Here SIA reasoning is correct. Your existence were not guaranteed by the conditions of the experiment, and so learning that you are created gives you actual evidence about the state of the coin.
2. A coin is tossed. On Heads a person is put into Room 1. On Tails a clone of this person is created and then either the original is put in Room 1 and clone in Room 2 or vice versa. You are in a Room and you are unsure whether you are the clone or the original.
Here SSA reasoning is correct. Your existence is guranteed by the conditions of the experiment, so you do not learn anything from it. However, the room assignment on Tails is random, so learning that you are in Room 1 gives you actual evidence about the state of the coin.
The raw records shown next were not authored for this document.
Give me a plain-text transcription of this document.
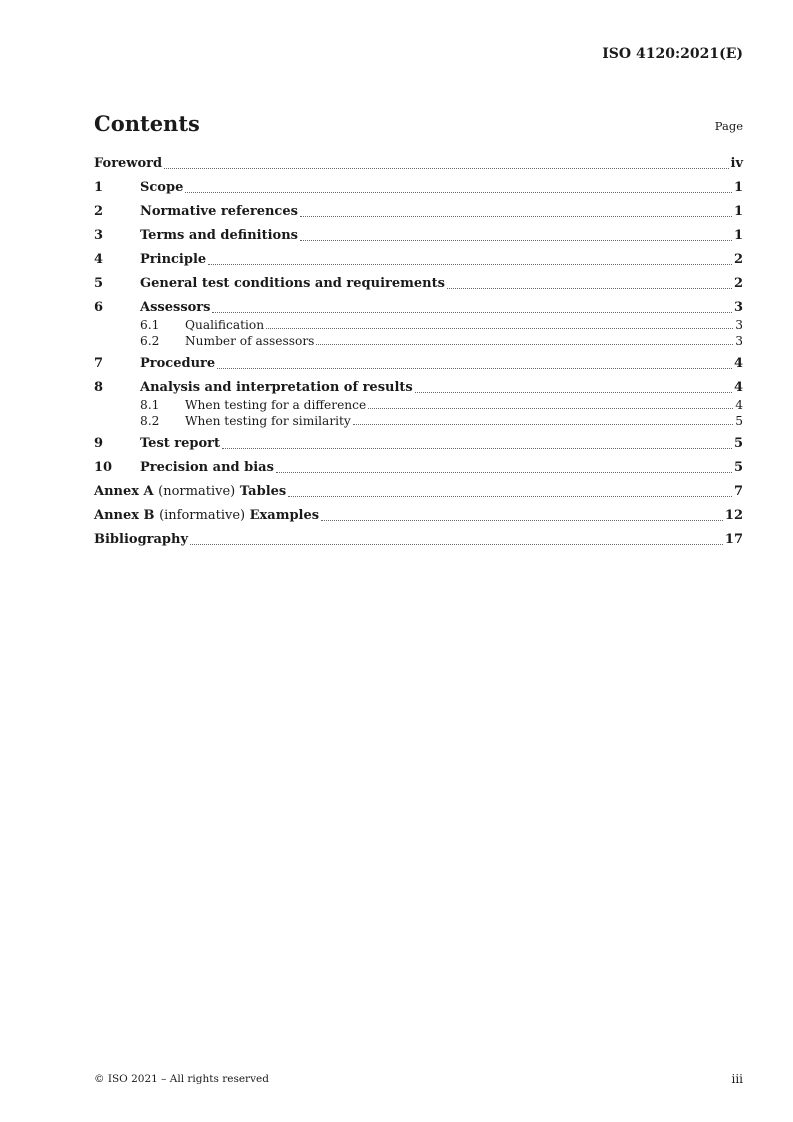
ISO 4120:2021(E)
Contents	Page
Foreword	iv
1	Scope	1
2	Normative references	1
3	Terms and definitions	1
4	Principle	2
5	General test conditions and requirements	2
6	Assessors	3
6.1	Qualification	3
6.2	Number of assessors	3
7	Procedure	4
8	Analysis and interpretation of results	4
8.1	When testing for a difference	4
8.2	When testing for similarity	5
9	Test report	5
10	Precision and bias	5
Annex A (normative) Tables	7
Annex B (informative) Examples	12
Bibliography	17
© ISO 2021 – All rights reserved	iii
3. A person is put into Room 1. A coin is tossed. On Tails a clone of the person is put into Room 2. You are in one of the Rooms, unsure whether you are a clone or the original.
Here both SIA and SSA are wrong. Neither there is a chance not to exist in the experiment, nor to be in a different room than the one you are. So if you learn that you are in Room 1 you do not update of the coin, similarly to Double Halfing in Sleeping Beauty.
The fact that manistream anthropic theories are trying to reason the same way in all of these completely different scenarious inevitably makes them crazy in general case.
This is a coherent explanation of your view. I find this view to be rather crazy (probability, on the margin, is _about_ counting slices!), but it's coherent.